Je cache cette fois l'autre partie de mon visage.

— Et maintenant ?

— Tu l'es encore plus !

Son engouement ne m'étonne guère. Sophie a l'habitude de ce genre d'association. Elle passe tant de temps sur Instagram, à s'extasier devant les mannequins aussi fins qu'une branche, aussi maquillés que possible. Mais ce n'est pas ça, la vie ordinaire. J'espère qu'elle y réfléchira, ce soir, en se couchant.

— J'ai l'impression de ressembler à une poupée, tu ne trouves pas ?

Elle fait la moue, m'observe avec soin, s'approche, s'éloigne, me fait pivoter sur moi-même.

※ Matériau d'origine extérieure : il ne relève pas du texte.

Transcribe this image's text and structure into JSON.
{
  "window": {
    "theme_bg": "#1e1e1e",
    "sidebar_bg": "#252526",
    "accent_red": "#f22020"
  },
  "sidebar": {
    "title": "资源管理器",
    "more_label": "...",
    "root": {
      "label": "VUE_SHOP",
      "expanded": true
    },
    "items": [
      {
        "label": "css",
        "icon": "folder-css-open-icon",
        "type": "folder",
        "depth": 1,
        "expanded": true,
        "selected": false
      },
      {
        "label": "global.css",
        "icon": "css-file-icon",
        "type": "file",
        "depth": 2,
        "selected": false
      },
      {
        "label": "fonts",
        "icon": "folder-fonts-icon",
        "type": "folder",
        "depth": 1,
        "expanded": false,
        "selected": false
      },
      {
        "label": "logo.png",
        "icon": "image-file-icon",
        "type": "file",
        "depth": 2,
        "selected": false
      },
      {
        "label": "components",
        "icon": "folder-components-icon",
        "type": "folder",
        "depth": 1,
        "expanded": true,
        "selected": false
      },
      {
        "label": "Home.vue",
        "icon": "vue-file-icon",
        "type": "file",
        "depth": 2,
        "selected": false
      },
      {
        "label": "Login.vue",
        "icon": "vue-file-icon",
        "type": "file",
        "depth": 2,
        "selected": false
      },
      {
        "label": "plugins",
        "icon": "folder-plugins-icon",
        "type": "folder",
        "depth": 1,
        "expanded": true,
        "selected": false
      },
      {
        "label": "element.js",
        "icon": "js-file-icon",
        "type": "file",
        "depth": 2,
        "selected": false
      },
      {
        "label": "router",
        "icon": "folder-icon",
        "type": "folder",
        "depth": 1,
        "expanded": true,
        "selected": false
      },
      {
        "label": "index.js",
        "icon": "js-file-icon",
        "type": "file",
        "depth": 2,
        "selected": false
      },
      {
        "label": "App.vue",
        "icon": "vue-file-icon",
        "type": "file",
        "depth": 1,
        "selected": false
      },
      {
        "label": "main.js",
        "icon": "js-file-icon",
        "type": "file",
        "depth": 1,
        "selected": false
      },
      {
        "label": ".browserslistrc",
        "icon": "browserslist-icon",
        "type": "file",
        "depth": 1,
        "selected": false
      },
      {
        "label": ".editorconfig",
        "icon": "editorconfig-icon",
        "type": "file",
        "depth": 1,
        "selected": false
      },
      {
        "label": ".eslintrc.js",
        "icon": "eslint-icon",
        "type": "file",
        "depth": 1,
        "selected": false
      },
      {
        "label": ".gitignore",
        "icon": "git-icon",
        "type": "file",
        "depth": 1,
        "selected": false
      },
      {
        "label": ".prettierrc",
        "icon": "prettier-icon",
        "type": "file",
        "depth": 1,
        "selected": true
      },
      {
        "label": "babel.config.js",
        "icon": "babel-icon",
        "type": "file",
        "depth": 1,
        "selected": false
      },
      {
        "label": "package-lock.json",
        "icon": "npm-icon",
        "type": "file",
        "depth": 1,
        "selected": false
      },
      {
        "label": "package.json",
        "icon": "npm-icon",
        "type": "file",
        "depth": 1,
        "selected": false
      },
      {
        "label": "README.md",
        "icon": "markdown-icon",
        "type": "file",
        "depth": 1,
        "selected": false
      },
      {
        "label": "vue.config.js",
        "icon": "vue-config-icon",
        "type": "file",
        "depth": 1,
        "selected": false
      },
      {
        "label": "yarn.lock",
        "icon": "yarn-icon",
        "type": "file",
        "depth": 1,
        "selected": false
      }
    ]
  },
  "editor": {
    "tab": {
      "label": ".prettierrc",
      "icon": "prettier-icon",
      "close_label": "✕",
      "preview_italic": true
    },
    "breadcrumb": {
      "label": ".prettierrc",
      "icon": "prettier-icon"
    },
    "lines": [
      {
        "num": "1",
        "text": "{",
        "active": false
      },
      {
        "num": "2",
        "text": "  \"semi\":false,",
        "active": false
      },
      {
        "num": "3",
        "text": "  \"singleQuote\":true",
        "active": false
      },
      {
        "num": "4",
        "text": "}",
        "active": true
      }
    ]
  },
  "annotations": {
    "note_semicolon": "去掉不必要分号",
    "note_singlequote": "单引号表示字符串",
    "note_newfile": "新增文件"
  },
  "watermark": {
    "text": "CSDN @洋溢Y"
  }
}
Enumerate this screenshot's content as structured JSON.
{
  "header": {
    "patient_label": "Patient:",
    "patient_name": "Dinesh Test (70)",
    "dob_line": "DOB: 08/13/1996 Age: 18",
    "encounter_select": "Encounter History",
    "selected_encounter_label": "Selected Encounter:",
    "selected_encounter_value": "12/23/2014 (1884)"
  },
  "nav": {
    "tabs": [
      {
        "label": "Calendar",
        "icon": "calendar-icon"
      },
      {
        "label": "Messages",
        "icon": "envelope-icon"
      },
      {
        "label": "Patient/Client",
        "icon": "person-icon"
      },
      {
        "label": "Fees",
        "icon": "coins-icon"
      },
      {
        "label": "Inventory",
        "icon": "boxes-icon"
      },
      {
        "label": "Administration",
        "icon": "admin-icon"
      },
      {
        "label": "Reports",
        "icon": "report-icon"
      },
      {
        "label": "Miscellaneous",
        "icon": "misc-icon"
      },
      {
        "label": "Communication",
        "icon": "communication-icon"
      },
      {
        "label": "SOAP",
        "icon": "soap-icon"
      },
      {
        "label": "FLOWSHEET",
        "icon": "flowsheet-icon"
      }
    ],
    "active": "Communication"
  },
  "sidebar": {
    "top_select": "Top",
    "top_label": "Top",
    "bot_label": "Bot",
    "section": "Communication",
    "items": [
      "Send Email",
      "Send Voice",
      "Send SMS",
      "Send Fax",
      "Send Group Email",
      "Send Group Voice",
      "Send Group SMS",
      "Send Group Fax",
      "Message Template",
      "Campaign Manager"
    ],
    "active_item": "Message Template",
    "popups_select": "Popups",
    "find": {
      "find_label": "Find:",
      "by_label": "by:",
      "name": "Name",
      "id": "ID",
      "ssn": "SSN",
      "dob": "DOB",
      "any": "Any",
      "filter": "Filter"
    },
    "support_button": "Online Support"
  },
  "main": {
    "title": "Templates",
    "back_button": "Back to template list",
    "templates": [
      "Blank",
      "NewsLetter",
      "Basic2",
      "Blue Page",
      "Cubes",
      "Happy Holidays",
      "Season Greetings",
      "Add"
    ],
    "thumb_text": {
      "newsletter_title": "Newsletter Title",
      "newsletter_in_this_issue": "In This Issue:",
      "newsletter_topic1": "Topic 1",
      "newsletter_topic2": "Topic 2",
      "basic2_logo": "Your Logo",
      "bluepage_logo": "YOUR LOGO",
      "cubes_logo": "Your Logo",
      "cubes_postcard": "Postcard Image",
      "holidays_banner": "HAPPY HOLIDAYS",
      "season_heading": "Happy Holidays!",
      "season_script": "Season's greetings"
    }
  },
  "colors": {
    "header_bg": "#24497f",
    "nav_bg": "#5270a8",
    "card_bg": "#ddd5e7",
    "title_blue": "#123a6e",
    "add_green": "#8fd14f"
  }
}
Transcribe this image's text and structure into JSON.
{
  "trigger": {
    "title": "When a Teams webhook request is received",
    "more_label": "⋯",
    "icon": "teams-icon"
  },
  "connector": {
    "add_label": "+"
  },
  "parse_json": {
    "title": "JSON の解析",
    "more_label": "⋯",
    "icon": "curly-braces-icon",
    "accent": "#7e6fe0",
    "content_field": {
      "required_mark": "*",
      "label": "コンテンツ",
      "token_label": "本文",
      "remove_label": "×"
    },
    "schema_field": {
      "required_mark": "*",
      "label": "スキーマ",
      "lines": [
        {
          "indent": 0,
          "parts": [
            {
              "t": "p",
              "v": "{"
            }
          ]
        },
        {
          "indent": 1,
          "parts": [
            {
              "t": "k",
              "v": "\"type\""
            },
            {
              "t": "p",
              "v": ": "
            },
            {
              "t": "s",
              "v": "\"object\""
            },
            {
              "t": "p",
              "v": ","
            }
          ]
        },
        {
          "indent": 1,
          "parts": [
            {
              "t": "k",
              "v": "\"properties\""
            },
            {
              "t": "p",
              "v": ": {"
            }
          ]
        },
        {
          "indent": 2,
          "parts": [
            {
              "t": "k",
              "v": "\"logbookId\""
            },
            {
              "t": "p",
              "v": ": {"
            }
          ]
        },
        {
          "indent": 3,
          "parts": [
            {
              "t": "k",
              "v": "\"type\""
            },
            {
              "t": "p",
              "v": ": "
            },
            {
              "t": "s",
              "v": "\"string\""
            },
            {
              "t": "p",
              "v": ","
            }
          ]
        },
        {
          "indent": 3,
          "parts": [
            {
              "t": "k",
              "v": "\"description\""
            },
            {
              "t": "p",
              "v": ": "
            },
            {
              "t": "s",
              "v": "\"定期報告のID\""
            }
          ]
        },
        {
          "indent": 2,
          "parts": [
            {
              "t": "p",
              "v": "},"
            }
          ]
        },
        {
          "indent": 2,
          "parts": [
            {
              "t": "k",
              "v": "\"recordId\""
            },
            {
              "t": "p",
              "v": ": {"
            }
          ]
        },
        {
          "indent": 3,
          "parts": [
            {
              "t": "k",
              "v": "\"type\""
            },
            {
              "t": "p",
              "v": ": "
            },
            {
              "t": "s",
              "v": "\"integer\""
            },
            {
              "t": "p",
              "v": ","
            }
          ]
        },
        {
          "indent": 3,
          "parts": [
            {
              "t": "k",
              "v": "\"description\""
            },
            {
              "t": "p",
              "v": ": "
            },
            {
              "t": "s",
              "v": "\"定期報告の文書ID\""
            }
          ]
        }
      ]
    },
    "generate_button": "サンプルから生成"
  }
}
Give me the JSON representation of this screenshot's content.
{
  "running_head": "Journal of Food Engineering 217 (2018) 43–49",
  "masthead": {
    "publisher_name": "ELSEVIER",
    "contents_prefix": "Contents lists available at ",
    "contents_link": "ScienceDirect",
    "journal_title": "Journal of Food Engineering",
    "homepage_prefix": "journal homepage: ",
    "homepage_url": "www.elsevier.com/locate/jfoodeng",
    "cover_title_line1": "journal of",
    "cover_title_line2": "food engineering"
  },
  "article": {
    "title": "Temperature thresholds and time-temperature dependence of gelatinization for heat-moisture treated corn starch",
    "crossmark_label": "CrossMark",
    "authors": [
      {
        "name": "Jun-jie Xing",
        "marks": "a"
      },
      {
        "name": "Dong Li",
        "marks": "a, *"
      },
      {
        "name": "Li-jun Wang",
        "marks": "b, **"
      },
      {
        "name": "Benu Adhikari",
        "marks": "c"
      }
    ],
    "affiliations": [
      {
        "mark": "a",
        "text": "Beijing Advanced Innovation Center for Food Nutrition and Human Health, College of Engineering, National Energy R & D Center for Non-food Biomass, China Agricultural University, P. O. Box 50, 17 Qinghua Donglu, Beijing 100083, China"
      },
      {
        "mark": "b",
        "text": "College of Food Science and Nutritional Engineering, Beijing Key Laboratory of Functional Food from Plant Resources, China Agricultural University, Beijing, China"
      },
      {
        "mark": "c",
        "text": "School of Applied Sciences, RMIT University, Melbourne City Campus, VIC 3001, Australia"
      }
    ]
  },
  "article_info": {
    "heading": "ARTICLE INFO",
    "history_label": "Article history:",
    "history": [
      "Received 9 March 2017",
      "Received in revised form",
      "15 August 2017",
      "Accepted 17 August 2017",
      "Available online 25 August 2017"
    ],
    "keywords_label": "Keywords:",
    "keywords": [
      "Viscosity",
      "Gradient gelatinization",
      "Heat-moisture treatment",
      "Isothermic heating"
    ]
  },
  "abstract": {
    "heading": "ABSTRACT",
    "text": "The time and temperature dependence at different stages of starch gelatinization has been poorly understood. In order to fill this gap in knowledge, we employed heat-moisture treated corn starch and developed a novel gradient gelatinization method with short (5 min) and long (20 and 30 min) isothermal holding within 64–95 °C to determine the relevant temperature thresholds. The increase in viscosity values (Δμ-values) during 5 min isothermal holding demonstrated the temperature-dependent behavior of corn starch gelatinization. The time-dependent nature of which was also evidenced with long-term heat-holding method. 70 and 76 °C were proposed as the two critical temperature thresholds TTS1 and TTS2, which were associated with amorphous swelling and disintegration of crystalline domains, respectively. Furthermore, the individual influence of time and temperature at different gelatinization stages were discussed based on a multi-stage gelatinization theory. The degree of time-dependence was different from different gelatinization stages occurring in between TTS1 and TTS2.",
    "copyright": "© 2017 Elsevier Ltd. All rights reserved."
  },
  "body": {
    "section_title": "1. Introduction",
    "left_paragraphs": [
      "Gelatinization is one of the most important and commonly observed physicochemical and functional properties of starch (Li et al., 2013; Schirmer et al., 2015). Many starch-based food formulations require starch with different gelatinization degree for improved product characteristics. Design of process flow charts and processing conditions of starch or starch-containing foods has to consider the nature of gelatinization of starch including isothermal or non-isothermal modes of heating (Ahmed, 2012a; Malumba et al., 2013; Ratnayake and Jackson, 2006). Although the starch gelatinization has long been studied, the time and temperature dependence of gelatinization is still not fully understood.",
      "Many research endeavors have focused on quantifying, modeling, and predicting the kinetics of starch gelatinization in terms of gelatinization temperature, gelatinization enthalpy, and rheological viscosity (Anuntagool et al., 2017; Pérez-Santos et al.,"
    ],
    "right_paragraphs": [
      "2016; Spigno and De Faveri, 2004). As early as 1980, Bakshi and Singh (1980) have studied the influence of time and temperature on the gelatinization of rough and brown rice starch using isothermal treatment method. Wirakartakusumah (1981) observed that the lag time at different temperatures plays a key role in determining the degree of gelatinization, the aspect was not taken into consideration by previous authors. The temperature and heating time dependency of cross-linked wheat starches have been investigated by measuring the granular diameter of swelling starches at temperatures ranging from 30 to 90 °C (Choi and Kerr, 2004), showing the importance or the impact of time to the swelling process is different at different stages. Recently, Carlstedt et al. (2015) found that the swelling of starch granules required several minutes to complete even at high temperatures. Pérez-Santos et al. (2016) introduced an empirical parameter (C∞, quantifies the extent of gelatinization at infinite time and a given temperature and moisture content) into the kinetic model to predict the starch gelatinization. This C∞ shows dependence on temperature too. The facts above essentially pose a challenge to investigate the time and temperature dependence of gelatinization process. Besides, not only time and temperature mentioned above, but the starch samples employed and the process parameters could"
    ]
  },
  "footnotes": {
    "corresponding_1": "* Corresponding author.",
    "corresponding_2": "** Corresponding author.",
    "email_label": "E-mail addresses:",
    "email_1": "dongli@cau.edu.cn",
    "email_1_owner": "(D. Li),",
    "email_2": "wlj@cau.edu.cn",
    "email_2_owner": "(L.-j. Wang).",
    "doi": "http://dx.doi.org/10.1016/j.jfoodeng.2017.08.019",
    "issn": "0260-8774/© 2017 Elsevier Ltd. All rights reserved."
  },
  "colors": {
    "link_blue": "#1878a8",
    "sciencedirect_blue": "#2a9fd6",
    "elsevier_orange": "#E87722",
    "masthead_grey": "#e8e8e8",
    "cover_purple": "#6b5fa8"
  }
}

Puis hoche finalement la tête.

— C'est vrai que ça te rend... bizarre ?

Je m'accroupis à sa hauteur, tout en me félicitant d'avoir privilégié le maquillage pour les grandes occasions.

— C'est exactement ce que je ressens, Sophie. Sais-tu pourquoi ?

— Non, soupire-t-elle.

— Parce que ce visage, ce n'est pas moi. Tu caches mes défauts et sublimes mes qualités. C'est comme dire à quelqu'un qu'il est merveilleux et raconter à un autre que tu le trouves exécrable. C'est porter un masque, et je n'aime pas ça. Cette robe, oui elle me va, mais il fait froid dehors. Pourquoi ferais-je semblant d'être bien, alors que je meurs de froid ? Evidemment, que je me sens jolie là-dedans et tout le monde s'accordera à dire que ça m'embellit. Mais si moi, j'y suis mal, à quoi cela sert-il ? Aux autres ? Et moi ? Que suis-je censée faire de mes sentiments ?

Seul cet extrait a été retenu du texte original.